O produto final é constituído por substâncias que derivam do arroz, reportadas como tendo um efeito sinergético para o efeito hipocolesterolémico da monacolina K, como o amido, as proteínas, as fibras, os esteróis vegetais, os ácidos gordos e as vitaminas do complexo B, e, também, os metabolitos secundários formados pelo fungo durante o processo de fermentação (8,10,11). Os compostos de maior interesse são a citrinina que é uma micotoxina e a monacolina K considerada um composto bioactivo (22). Estes metabolitos podem ser classificados de policetídeos e resultam de uma condensação de Claisen de um acetil CoA com pelo menos um malonil CoA, em que ocorre uma descarboxilação simultânea sendo esta reacção catalisada pela policetídeo sintetase I (9,11).
Citrinina
Nos últimos anos, a descoberta de citrinina na composição do extracto da LAV, comprometeu a segurança deste produto quando usado como suplemento alimentar (22). Este composto apresenta efeitos secundários, nomeadamente toxicidade hepática e renal, havendo ainda evidências do seu potencial efeito carcinogénico (11-13,23). Estas suspeitas tornam importante a redução da sua concentração no produto final, sem alterar as concentrações dos outros componentes, especialmente a monacolina K. Este é um processo complicado, uma vez que a monacolina K e a citrinina são formadas simultaneamente pela via de biossíntese dos policetídeos (12). Existem vários processos em estudo, como a selecção de estirpes mutantes do fungo ou a optimização do meio de cultura, de modo a que a redução de citrinina não altere a restante composição da LAV (11).
Apesar deste metabolito secundário ser tóxico, há apenas legislação, para o limite de citrinina nos alimentos, em alguns países como é o caso do Japão cujo valor é de 200µg/kg (11). Na Europa, não existe valor limite para a presença de citrinina nos alimentos, pois segundo a EFSA, as limitações e incertezas existentes nos estudos realizados invalidam o estabelecimento de um valor limite. No entanto, de acordo com os estudos efectuados, não se considera motivo de preocupação relativamente à nefrotoxicidade em humanos se a exposição à micotoxina não ultrapassar os 0,2 µg/kg de peso corporal (13).
Num estudo, cujo objectivo era avaliar a quantidade de citrinina nos produtos comercializados, esta micotoxina estava presente entre os 0,2 µg/g e os 1,71 µg/g, sendo estas quantidades muito inferiores aos valores de limite referenciados (23).
Monacolina K
Actualmente existem vários tipos de estatinas, entre as quais as naturais que são obtidas directamente do processo de fermentação, como a lovastatina (nome comercial da monacolina K) (14). Durante a fermentação são produzidas vários tipos de monacolinas, sendo a monacolina K produzida na fase estacionária do crescimento do Monascus spp. e que tem a capacidade de reduzir as concentrações de colesterol (9).

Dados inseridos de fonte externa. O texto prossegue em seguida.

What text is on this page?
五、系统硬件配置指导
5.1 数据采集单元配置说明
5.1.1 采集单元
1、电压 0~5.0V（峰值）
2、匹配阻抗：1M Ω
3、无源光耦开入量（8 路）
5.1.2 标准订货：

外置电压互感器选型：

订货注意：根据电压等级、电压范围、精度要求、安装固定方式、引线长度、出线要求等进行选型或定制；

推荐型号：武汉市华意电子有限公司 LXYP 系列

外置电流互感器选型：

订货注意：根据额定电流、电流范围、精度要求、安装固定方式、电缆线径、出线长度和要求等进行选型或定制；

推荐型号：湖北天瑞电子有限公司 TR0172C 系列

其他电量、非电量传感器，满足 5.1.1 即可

A monacolina K, quimicamente, apresenta uma porção policetídica e um anel hidronaftaleno, ao qual estão ligadas diferentes cadeias laterais, nomeadamente no C8 e C6. Estas cadeias laterais ligadas vão definir o tipo de monacolina presente, sendo que a monacolina K contém no C8 um ácido metil -butírico e no C6 um grupo metilo (9,14,15).
A monacolina K pode ser produzida na forma de lactona ou de hidroxiácidos (lactona com anel aberto). Quando produzida por fermentação, encontra-se maioritariamente na forma de hidroxiácido (forma biologicamente activa). Quando é produzida para a utilização em fármacos, mais conhecida por lovastatina, apresenta-se sob a forma de lactona, sendo posteriormente convertida a hidroxiácido, a nível hepático, por ser a forma biologicamente activa (mais idêntica à HMG-CoA) (15,16).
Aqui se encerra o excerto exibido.